Labor Court President Judge Eyal Avrahami agreed. Admonishing Raban’s attorney Oren Gross, he said, “When I read the lawsuit, the impression I got was that it was clearly meant for the ears of someone other than the court. The phrases you use to describe employees don’t belong in there.
“The descriptions detailed [in the complaint] don’t belong in a legal proceeding, and I will not allow it. Your job,” he told Gross, “is to draft the plaintiff’s claims into a legal document. I don’t care about the background noise at the Prime Minister’s Residence. I care about the plaintiff’s argument. … This entire lawsuit was designed to give the legal proceeding an air of notoriety that is completely irrelevant.”

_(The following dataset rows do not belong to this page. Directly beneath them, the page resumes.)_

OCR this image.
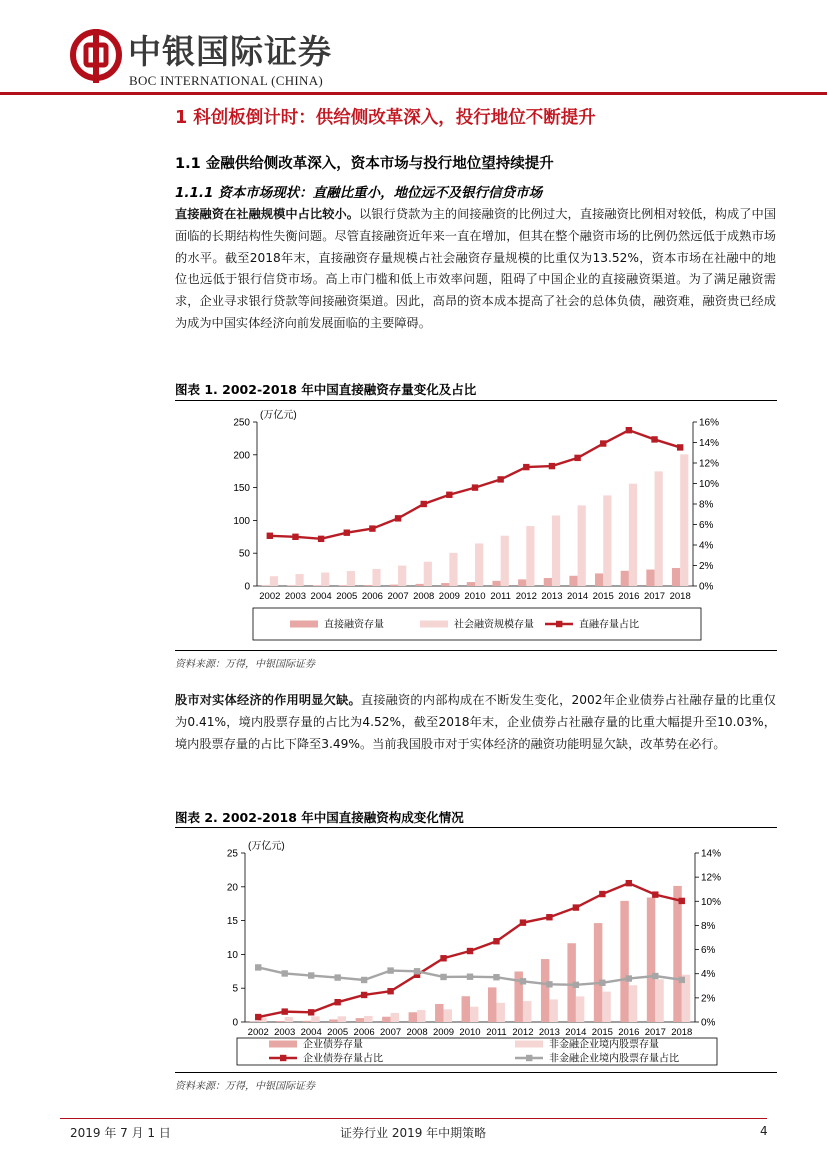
中银国际证券
BOC INTERNATIONAL (CHINA)
1 科创板倒计时：供给侧改革深入，投行地位不断提升
1.1 金融供给侧改革深入，资本市场与投行地位望持续提升
1.1.1 资本市场现状：直融比重小，地位远不及银行信贷市场
直接融资在社融规模中占比较小。以银行贷款为主的间接融资的比例过大，直接融资比例相对较低，构成了中国面临的长期结构性失衡问题。尽管直接融资近年来一直在增加，但其在整个融资市场的比例仍然远低于成熟市场的水平。截至2018年末，直接融资存量规模占社会融资存量规模的比重仅为13.52%，资本市场在社融中的地位也远低于银行信贷市场。高上市门槛和低上市效率问题，阻碍了中国企业的直接融资渠道。为了满足融资需求，企业寻求银行贷款等间接融资渠道。因此，高昂的资本成本提高了社会的总体负债，融资难，融资贵已经成为成为中国实体经济向前发展面临的主要障碍。
图表 1. 2002-2018 年中国直接融资存量变化及占比
0
50
100
150
200
250
0%
2%
4%
6%
8%
10%
12%
14%
16%
(万亿元)
2002 2003 2004 2005 2006 2007 2008 2009 2010 2011 2012 2013 2014 2015 2016 2017 2018
直接融资存量	社会融资规模存量	直融存量占比
资料来源：万得，中银国际证券
股市对实体经济的作用明显欠缺。直接融资的内部构成在不断发生变化，2002年企业债券占社融存量的比重仅为0.41%，境内股票存量的占比为4.52%，截至2018年末，企业债券占社融存量的比重大幅提升至10.03%，境内股票存量的占比下降至3.49%。当前我国股市对于实体经济的融资功能明显欠缺，改革势在必行。
图表 2. 2002-2018 年中国直接融资构成变化情况
0
5
10
15
20
25
0%
2%
4%
6%
8%
10%
12%
14%
(万亿元)
2002 2003 2004 2005 2006 2007 2008 2009 2010 2011 2012 2013 2014 2015 2016 2017 2018
企业债券存量	非金融企业境内股票存量
企业债券存量占比	非金融企业境内股票存量占比
资料来源：万得，中银国际证券
2019 年 7 月 1 日	证券行业 2019 年中期策略	4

Gross said the description used in the complaint relied on Raban’s account of the events.
Cohen’s statement of defense argued that “the plaintiff is making ugly, false claims against the defendant while seriously undermining the privacy of the defendant as well as that of third parties who are not involved in the case.
“Moreover, the plaintiff does not claim that Mrs. Netanyahu was her employer, and that should be sufficient to prompt the immediate dismissal of the suit,” he said.
A statement by the Netanyahu family issued after the hearing said the proceeding “was an unequivocal victory for Mrs. Netanyahu and an utter failure for the group of lawyers and publicists trying to pin lies and false stories on her.
“The president of the Labor Court affirmed our claim that this lawsuit seeks to serve a media spin, is defamatory and has no merit. We have no doubt that in this case as well, the truth will come out and the allegations will be proven false in court.”